他打聽過才知,在命案了結的當日,陳同袍即和新娘子重新辦了婚事,圓了洞房,並給復了‘本姓’,從朱秋光改為卓冷屏了。

“徐工匠你在這兒啊,陳同知要請您去府裡一趟。”一人從背後拍了拍他,他先是點了點頭,之後卻茫然地注視起此人:“什麼同知?”

“陳同知啊。”

“表字是共胄的嗎?”徐工匠又問。

“正是。”

“徐工匠,這錢你拿著。”

陳同袍將一封信放到他的面前,“您於我有恩,幫扶過本縣,故特以作離別之禮。”

徐工匠拆信視看,見裡面壓著五十兩的銀票,頓時魂不附體,推託道:“大人升遷,小人安敢攀附?這票子絕不敢要。

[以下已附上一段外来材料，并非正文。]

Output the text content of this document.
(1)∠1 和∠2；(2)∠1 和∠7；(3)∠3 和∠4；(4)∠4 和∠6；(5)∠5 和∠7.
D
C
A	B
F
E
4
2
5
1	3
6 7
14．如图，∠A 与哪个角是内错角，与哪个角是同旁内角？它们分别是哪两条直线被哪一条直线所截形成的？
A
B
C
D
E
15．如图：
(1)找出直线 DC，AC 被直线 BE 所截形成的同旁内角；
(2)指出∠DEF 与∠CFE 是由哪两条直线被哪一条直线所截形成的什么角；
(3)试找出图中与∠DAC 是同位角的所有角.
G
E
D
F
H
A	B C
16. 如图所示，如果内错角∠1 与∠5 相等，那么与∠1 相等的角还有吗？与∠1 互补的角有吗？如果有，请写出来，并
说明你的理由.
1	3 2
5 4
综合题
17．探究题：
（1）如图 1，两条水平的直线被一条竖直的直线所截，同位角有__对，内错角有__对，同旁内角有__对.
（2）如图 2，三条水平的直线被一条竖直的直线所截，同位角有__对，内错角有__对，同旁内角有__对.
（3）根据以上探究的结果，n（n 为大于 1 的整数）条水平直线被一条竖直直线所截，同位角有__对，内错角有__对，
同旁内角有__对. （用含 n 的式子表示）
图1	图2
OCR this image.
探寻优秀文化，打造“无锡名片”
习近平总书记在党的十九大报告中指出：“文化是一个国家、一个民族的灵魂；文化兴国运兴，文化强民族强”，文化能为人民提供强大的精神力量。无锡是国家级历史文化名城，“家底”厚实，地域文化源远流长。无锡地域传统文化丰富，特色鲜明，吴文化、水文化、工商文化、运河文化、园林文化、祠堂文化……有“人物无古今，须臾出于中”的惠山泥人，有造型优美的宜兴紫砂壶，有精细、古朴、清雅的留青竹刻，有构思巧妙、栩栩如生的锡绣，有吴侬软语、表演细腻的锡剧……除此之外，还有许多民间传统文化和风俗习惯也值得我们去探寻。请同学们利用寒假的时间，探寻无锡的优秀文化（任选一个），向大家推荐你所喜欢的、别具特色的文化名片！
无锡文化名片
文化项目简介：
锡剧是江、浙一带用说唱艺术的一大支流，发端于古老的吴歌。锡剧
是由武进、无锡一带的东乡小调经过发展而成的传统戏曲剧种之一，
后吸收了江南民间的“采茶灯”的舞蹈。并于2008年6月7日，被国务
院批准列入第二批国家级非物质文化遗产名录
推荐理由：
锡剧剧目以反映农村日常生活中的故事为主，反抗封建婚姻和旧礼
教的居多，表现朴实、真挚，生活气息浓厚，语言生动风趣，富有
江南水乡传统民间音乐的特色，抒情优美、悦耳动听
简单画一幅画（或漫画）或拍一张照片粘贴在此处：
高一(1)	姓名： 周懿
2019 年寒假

”

陳同袍笑道:“這筆錢就算委託師傅了。我既已在江都購置府邸,安家立業,此處宅所留也無用,兼近日出過命案,陰氣實在太重,師傅可幫著賣個好價錢。”

徐工匠愣愣地接過銀票,見陳同袍已然走了。

陳同袍命老奴才準備車馬,令管家帶著諸多下人隨後,和冷屏一齊上車,啟程投往江都。只到第五六日,陳同知才進得江都城,先安放下來家眷,便急匆匆換上官服,扶好紗帽,走進衙門。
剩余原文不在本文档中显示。